Multiple Table Joins

NP-Hard Problems

Oracle's Cost Based Optimiser works by analyzing several of the possible execution paths for a SQL and choosing the one that it considers best. For instance, a two table join could drive off table A and lookup table B for each row returned, or it could drive off table B. By adding in the possibilities of join methods and index selection, the number of possible execution paths increases.

A three table join has three times as many alternatives, a four table join has four times the alternatives of a three table join. In general, the number of possible execution paths for a join statement is proportional to n! (ie. n x n-1 x n-2 x ... x 2 x 1), where n is the number of tables in the join.

The problem of choosing the absolute best execution path becomes near impossible as n increases. Mathematicians call this an np-hard - or non-polynomial - problem. The theory of np-hard problems states that there are no shortcuts to finding the absolute best solution. Often we must settle for a solution that just looks OK.

Oracle does not attempt to evaluate every possible execution path. As the number of tables in a join increases, the percentage of possible paths evaluated plummets. Since bad execution paths far outnumber good execution paths, the likelihood that Oracle does not stumble on even a halfway good execution path increases with the number of tables in the join.

What to look for

If you have a table join (ie. a FROM clause) with five or more tables, and you have not included a hint for join order (eg. ORDERED or LEADING ), then Oracle may be joining the tables in the wrong order.

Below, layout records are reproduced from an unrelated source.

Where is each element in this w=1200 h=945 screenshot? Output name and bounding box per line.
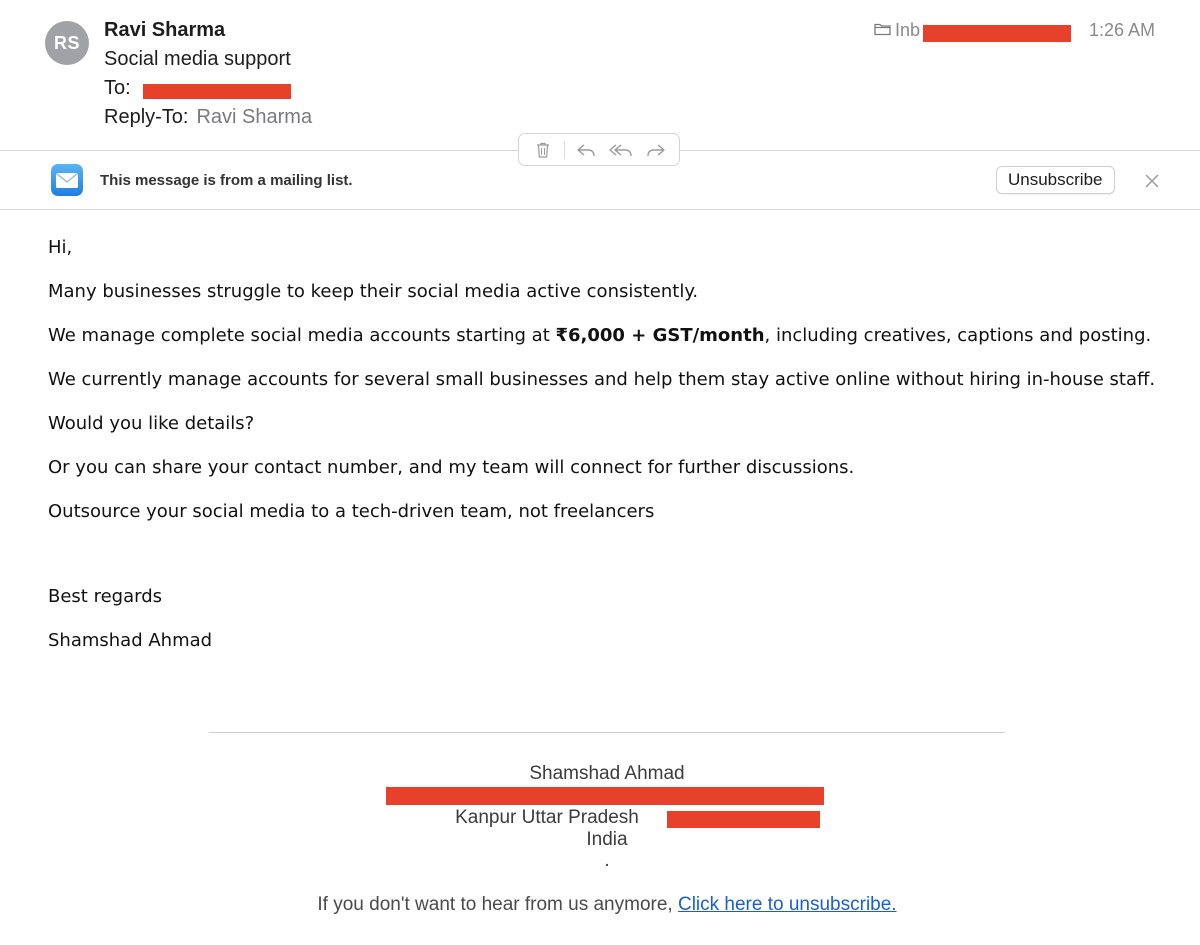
body-paragraph: Many businesses struggle to keep their s… [48,281,699,302]
sender-name[interactable]: Ravi Sharma [104,19,225,42]
footer-name: Shamshad Ahmad [529,763,685,784]
redaction-bar [386,787,824,805]
folder-icon [874,20,891,41]
trash-icon[interactable] [529,139,557,161]
footer-country: India [586,829,628,850]
body-paragraph: We manage complete social media accounts… [48,325,1151,346]
unsubscribe-button[interactable]: Unsubscribe [996,166,1115,194]
footer-city-text: Kanpur Uttar Pradesh [455,807,639,828]
message-time: 1:26 AM [1089,20,1156,40]
redaction-bar [143,84,291,99]
mailbox-folder[interactable]: Inb [874,20,920,41]
reply-all-icon[interactable] [607,139,635,161]
folder-label: Inb [895,20,921,40]
reply-to-label: Reply-To: [104,106,189,128]
unsubscribe-text: If you don't want to hear from us anymor… [317,894,678,915]
body-paragraph: We currently manage accounts for several… [48,369,1156,390]
footer-dot: . [604,850,610,871]
avatar: RS [45,21,89,65]
signature: Shamshad Ahmad [48,630,213,651]
footer-divider [209,732,1005,733]
closing: Best regards [48,586,163,607]
paragraph-text: , including creatives, captions and post… [764,325,1152,346]
to-field: To: [104,77,131,100]
footer-city: Kanpur Uttar Pradesh [0,807,1154,829]
body-paragraph: Would you like details? [48,413,255,434]
body-paragraph: Or you can share your contact number, an… [48,457,855,478]
price-text: ₹6,000 + GST/month [555,325,765,346]
mail-app-icon [51,164,83,196]
unsubscribe-link[interactable]: Click here to unsubscribe. [678,894,897,915]
email-subject: Social media support [104,48,291,70]
reply-to-field: Reply-To: Ravi Sharma [104,106,312,129]
toolbar-separator [563,140,565,159]
close-icon[interactable] [1143,172,1161,190]
message-toolbar [518,133,680,166]
to-label: To: [104,77,131,99]
redaction-bar [667,811,820,828]
greeting: Hi, [48,237,73,258]
banner-divider [0,209,1200,210]
reply-to-value[interactable]: Ravi Sharma [196,106,312,128]
paragraph-text: We manage complete social media accounts… [48,325,556,346]
mailing-list-notice: This message is from a mailing list. [100,172,353,189]
footer-unsubscribe-line: If you don't want to hear from us anymor… [0,894,1200,916]
forward-icon[interactable] [642,139,670,161]
reply-icon[interactable] [572,139,600,161]
redaction-bar [923,25,1071,42]
body-paragraph: Outsource your social media to a tech-dr… [48,501,655,522]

Run your SQL through Explain Plan and check the order that the tables are processed. Say we have a SQL with five tables (A-E) in the FROM clause, and the following joins:

A <-> B
A <-> C
B <-> D
D <-> E

If the Explain Plan showed the tables in the order A, B, C, D, E, then this would be OK. However if it showed A, B, C, E, D, then there would be a problem because we need the columns from D to join to E, but D is joined last.

This is a simplistic example that would never happen if all of the join predicates were equals joins. But what if the SQL had clauses like this:

WHERE B.k1 = D.k1
AND   D.k2 = E.K3
AND   E.eff_date >= A.eff_date

In this case, table E joins to both table D and table A, however the join to table A is a range operator (>=). It may seem obvious that table E should be joined after table D, but this is exactly the sort of case where Oracle can mess up.

How to fix it

If the tables are being joined in the wrong order, you can supply a hint to suggest a better order.

If Oracle is just starting with the wrong table, try a LEADING hint to suggest the best table to start with. SQLs with equi-joins will often get the rest of the joins right if only they know where to start.
For ultimate control, update the FROM clause to list the tables in the exact order that they should be joined, and specify the ORDERED hint.

Is it now joining in the correct order? If not, then Oracle is ignoring the hint; check with your DBA.

If it is joining in the desired order, is it faster? If not, try elsewhere in this guide; the problem may be related to index usage or join methods.